Methanol, just like ethanol, contains soluble and insoluble contaminants. These soluble contaminants, halide ions such as chloride ions, have a large effect on the corrosivity of alcohol fuels. Halide ions increase corrosion in two ways; they chemically attack passivating oxide films on several metals causing pitting corrosion, and they increase the conductivity of the fuel. Increased electrical conductivity promotes electric, galvanic, and ordinary corrosion in the fuel system. Soluble contaminants, such as aluminium hydroxide, itself a product of corrosion by halide ions, clog the fuel system over time.

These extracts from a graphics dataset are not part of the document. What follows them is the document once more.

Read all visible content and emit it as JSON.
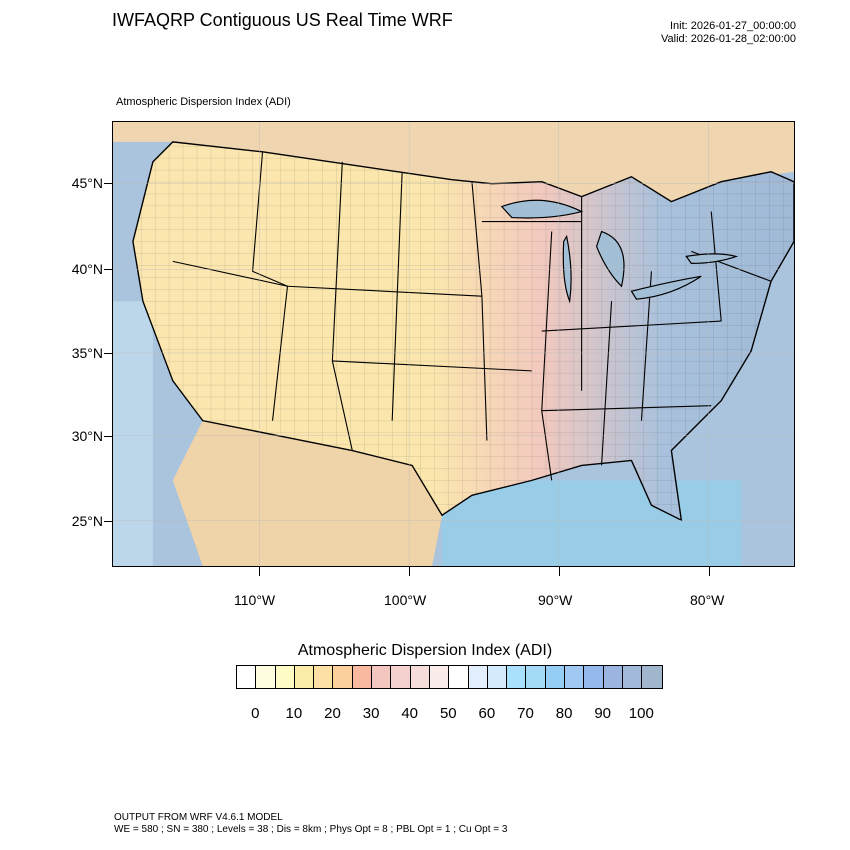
{
  "header": {
    "title": "IWFAQRP Contiguous US Real Time WRF",
    "init": "Init: 2026-01-27_00:00:00",
    "valid": "Valid: 2026-01-28_02:00:00"
  },
  "map": {
    "subtitle": "Atmospheric Dispersion Index   (ADI)",
    "lat_labels": [
      "45°N",
      "40°N",
      "35°N",
      "30°N",
      "25°N"
    ],
    "lon_labels": [
      "110°W",
      "100°W",
      "90°W",
      "80°W"
    ],
    "ocean_color": "#a9c4dc",
    "land_low_color": "#fbe9a8",
    "land_high_color": "#9db9d8"
  },
  "colorbar": {
    "title": "Atmospheric Dispersion Index  (ADI)",
    "labels": [
      "0",
      "10",
      "20",
      "30",
      "40",
      "50",
      "60",
      "70",
      "80",
      "90",
      "100"
    ],
    "colors": [
      "#ffffff",
      "#fffde0",
      "#fdfcc4",
      "#fbeda9",
      "#fde0a4",
      "#fbd09c",
      "#f8b9a0",
      "#f3c6c0",
      "#f4d1cf",
      "#f6ddd9",
      "#fbecec",
      "#ffffff",
      "#e4effe",
      "#d3ebfc",
      "#a9e0fc",
      "#a3dbf7",
      "#95cdf7",
      "#9fc8f3",
      "#95b8ed",
      "#9cb5e0",
      "#a2b9d9",
      "#9fb6cc"
    ]
  },
  "footer": {
    "line1": "OUTPUT FROM WRF V4.6.1 MODEL",
    "line2": "WE = 580 ; SN = 380 ; Levels = 38 ; Dis = 8km ; Phys Opt = 8 ; PBL Opt = 1 ; Cu Opt = 3"
  }
}
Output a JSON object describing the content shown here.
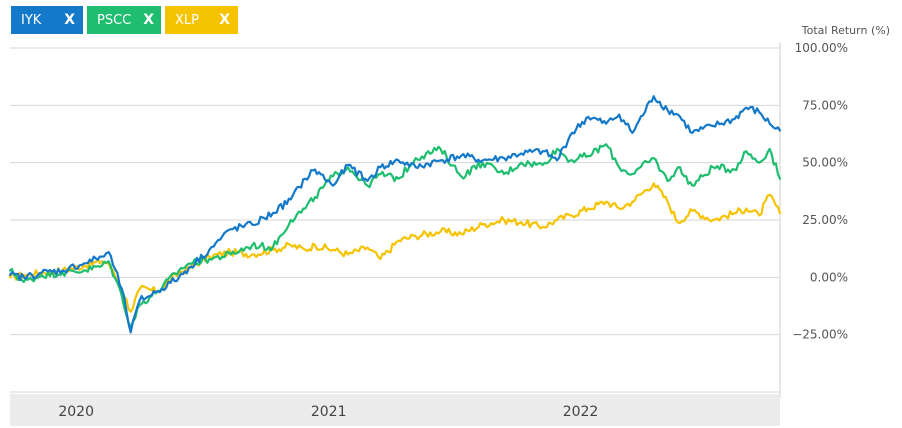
{
  "legend": {
    "chips": [
      {
        "label": "IYK",
        "color": "#1479c9",
        "remove": "X"
      },
      {
        "label": "PSCC",
        "color": "#1fbd6f",
        "remove": "X"
      },
      {
        "label": "XLP",
        "color": "#f6c300",
        "remove": "X"
      }
    ]
  },
  "chart_data": {
    "type": "line",
    "ylabel": "Total Return (%)",
    "ylim": [
      -50,
      100
    ],
    "yticks": [
      -25,
      0,
      25,
      50,
      75,
      100
    ],
    "ytick_labels": [
      "−25.00%",
      "0.00%",
      "25.00%",
      "50.00%",
      "75.00%",
      "100.00%"
    ],
    "xlim": [
      "2019-09-30",
      "2022-10-20"
    ],
    "xticks": [
      {
        "date": "2020-01-01",
        "label": "2020"
      },
      {
        "date": "2021-01-01",
        "label": "2021"
      },
      {
        "date": "2022-01-01",
        "label": "2022"
      }
    ],
    "grid": true,
    "legend_position": "top-left",
    "series": [
      {
        "name": "IYK",
        "color": "#1479c9",
        "points": [
          [
            "2019-09-30",
            1
          ],
          [
            "2019-10-20",
            0
          ],
          [
            "2019-11-15",
            2
          ],
          [
            "2019-12-15",
            3
          ],
          [
            "2020-01-15",
            6
          ],
          [
            "2020-02-10",
            9
          ],
          [
            "2020-02-20",
            11
          ],
          [
            "2020-03-10",
            -5
          ],
          [
            "2020-03-23",
            -24
          ],
          [
            "2020-04-05",
            -10
          ],
          [
            "2020-05-01",
            -6
          ],
          [
            "2020-06-01",
            0
          ],
          [
            "2020-06-15",
            4
          ],
          [
            "2020-07-15",
            12
          ],
          [
            "2020-08-15",
            21
          ],
          [
            "2020-09-15",
            23
          ],
          [
            "2020-10-15",
            28
          ],
          [
            "2020-11-10",
            34
          ],
          [
            "2020-12-01",
            43
          ],
          [
            "2020-12-15",
            47
          ],
          [
            "2021-01-10",
            40
          ],
          [
            "2021-02-01",
            49
          ],
          [
            "2021-03-01",
            42
          ],
          [
            "2021-03-20",
            48
          ],
          [
            "2021-04-15",
            51
          ],
          [
            "2021-05-10",
            48
          ],
          [
            "2021-06-15",
            51
          ],
          [
            "2021-07-15",
            53
          ],
          [
            "2021-08-15",
            51
          ],
          [
            "2021-09-15",
            52
          ],
          [
            "2021-10-10",
            54
          ],
          [
            "2021-11-10",
            55
          ],
          [
            "2021-12-01",
            51
          ],
          [
            "2021-12-20",
            62
          ],
          [
            "2022-01-15",
            70
          ],
          [
            "2022-02-10",
            67
          ],
          [
            "2022-03-01",
            71
          ],
          [
            "2022-03-20",
            63
          ],
          [
            "2022-04-20",
            79
          ],
          [
            "2022-05-10",
            73
          ],
          [
            "2022-05-25",
            71
          ],
          [
            "2022-06-15",
            63
          ],
          [
            "2022-07-15",
            66
          ],
          [
            "2022-08-15",
            69
          ],
          [
            "2022-09-01",
            74
          ],
          [
            "2022-09-20",
            72
          ],
          [
            "2022-10-05",
            67
          ],
          [
            "2022-10-20",
            64
          ]
        ]
      },
      {
        "name": "PSCC",
        "color": "#1fbd6f",
        "points": [
          [
            "2019-09-30",
            3
          ],
          [
            "2019-10-20",
            -2
          ],
          [
            "2019-11-15",
            1
          ],
          [
            "2019-12-15",
            2
          ],
          [
            "2020-01-15",
            3
          ],
          [
            "2020-02-10",
            5
          ],
          [
            "2020-02-20",
            7
          ],
          [
            "2020-03-10",
            -8
          ],
          [
            "2020-03-23",
            -22
          ],
          [
            "2020-04-05",
            -12
          ],
          [
            "2020-05-01",
            -6
          ],
          [
            "2020-06-01",
            3
          ],
          [
            "2020-06-15",
            6
          ],
          [
            "2020-07-15",
            8
          ],
          [
            "2020-08-15",
            10
          ],
          [
            "2020-09-15",
            14
          ],
          [
            "2020-10-15",
            13
          ],
          [
            "2020-11-10",
            25
          ],
          [
            "2020-12-01",
            30
          ],
          [
            "2020-12-15",
            35
          ],
          [
            "2021-01-10",
            44
          ],
          [
            "2021-02-01",
            48
          ],
          [
            "2021-03-01",
            40
          ],
          [
            "2021-03-20",
            45
          ],
          [
            "2021-04-15",
            43
          ],
          [
            "2021-05-10",
            52
          ],
          [
            "2021-06-15",
            56
          ],
          [
            "2021-07-15",
            44
          ],
          [
            "2021-08-15",
            50
          ],
          [
            "2021-09-15",
            45
          ],
          [
            "2021-10-10",
            50
          ],
          [
            "2021-11-10",
            49
          ],
          [
            "2021-12-01",
            56
          ],
          [
            "2021-12-20",
            51
          ],
          [
            "2022-01-15",
            53
          ],
          [
            "2022-02-10",
            58
          ],
          [
            "2022-03-01",
            48
          ],
          [
            "2022-03-20",
            45
          ],
          [
            "2022-04-20",
            52
          ],
          [
            "2022-05-10",
            42
          ],
          [
            "2022-05-25",
            48
          ],
          [
            "2022-06-15",
            40
          ],
          [
            "2022-07-15",
            48
          ],
          [
            "2022-08-15",
            47
          ],
          [
            "2022-09-01",
            55
          ],
          [
            "2022-09-20",
            50
          ],
          [
            "2022-10-05",
            56
          ],
          [
            "2022-10-20",
            43
          ]
        ]
      },
      {
        "name": "XLP",
        "color": "#f6c300",
        "points": [
          [
            "2019-09-30",
            0
          ],
          [
            "2019-10-20",
            1
          ],
          [
            "2019-11-15",
            2
          ],
          [
            "2019-12-15",
            3
          ],
          [
            "2020-01-15",
            5
          ],
          [
            "2020-02-10",
            7
          ],
          [
            "2020-02-20",
            6
          ],
          [
            "2020-03-10",
            -5
          ],
          [
            "2020-03-23",
            -15
          ],
          [
            "2020-04-05",
            -5
          ],
          [
            "2020-05-01",
            -6
          ],
          [
            "2020-06-01",
            2
          ],
          [
            "2020-06-15",
            4
          ],
          [
            "2020-07-15",
            9
          ],
          [
            "2020-08-15",
            11
          ],
          [
            "2020-09-15",
            10
          ],
          [
            "2020-10-15",
            12
          ],
          [
            "2020-11-10",
            14
          ],
          [
            "2020-12-01",
            12
          ],
          [
            "2020-12-15",
            14
          ],
          [
            "2021-01-10",
            12
          ],
          [
            "2021-02-01",
            10
          ],
          [
            "2021-03-01",
            13
          ],
          [
            "2021-03-20",
            8
          ],
          [
            "2021-04-15",
            16
          ],
          [
            "2021-05-10",
            18
          ],
          [
            "2021-06-15",
            20
          ],
          [
            "2021-07-15",
            19
          ],
          [
            "2021-08-15",
            23
          ],
          [
            "2021-09-15",
            25
          ],
          [
            "2021-10-10",
            24
          ],
          [
            "2021-11-10",
            22
          ],
          [
            "2021-12-01",
            25
          ],
          [
            "2021-12-20",
            27
          ],
          [
            "2022-01-15",
            30
          ],
          [
            "2022-02-10",
            33
          ],
          [
            "2022-03-01",
            30
          ],
          [
            "2022-03-20",
            33
          ],
          [
            "2022-04-20",
            41
          ],
          [
            "2022-05-10",
            33
          ],
          [
            "2022-05-25",
            24
          ],
          [
            "2022-06-15",
            29
          ],
          [
            "2022-07-15",
            25
          ],
          [
            "2022-08-15",
            28
          ],
          [
            "2022-09-01",
            30
          ],
          [
            "2022-09-20",
            27
          ],
          [
            "2022-10-05",
            36
          ],
          [
            "2022-10-20",
            28
          ]
        ]
      }
    ]
  }
}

Methanol is hygroscopic, meaning it will absorb water vapor directly from the atmosphere. Because absorbed water dilutes the fuel value of the methanol (although, it suppresses engine knock), and may cause phase separation of methanol-gasoline blends, containers of methanol fuels must be kept tightly sealed.
Toxicity
Methanol is poisonous; ingestion of only 10 ml can cause blindness and 60-100 ml can be fatal, and it doesn't have to be swallowed to be dangerous since the liquid can be absorbed through the skin, and the vapors through the lungs. US maximum allowed exposure in air (40 h/week) is 1900 mg/m³ for ethanol, 900 mg/m³ for gasoline, and 1260 mg/m³ for methanol. However, it is less volatile than gasoline, and therefore decreases evaporative emissions. Use of methanol, like ethanol, significantly reduces the emissions of certain hydrocarbon-related toxins such as benzene and 1, 3 butadiene. But as gasoline and ethanol are already quite toxic, safety protocol is the same.
Safety
Since methanol vapour is heavier than air, it will linger close to the ground or in a pit unless there is good ventilation, and if the concentration of methanol is above 6.7% in air it can be lit by a spark, and will explode above 54 F / 12 C. Once ablaze, the flames give out very little light making it very hard to see the fire or even estimate its size, especially in bright daylight. If you are unlucky enough to be exposed to the poisonous substance through your respiratory system, its pungent odor should give you some warning of its presence. However, it is difficult to smell methanol in the air at less than 2,000 ppm (0.2%), and it can be dangerous at lower concentrations than that.[3]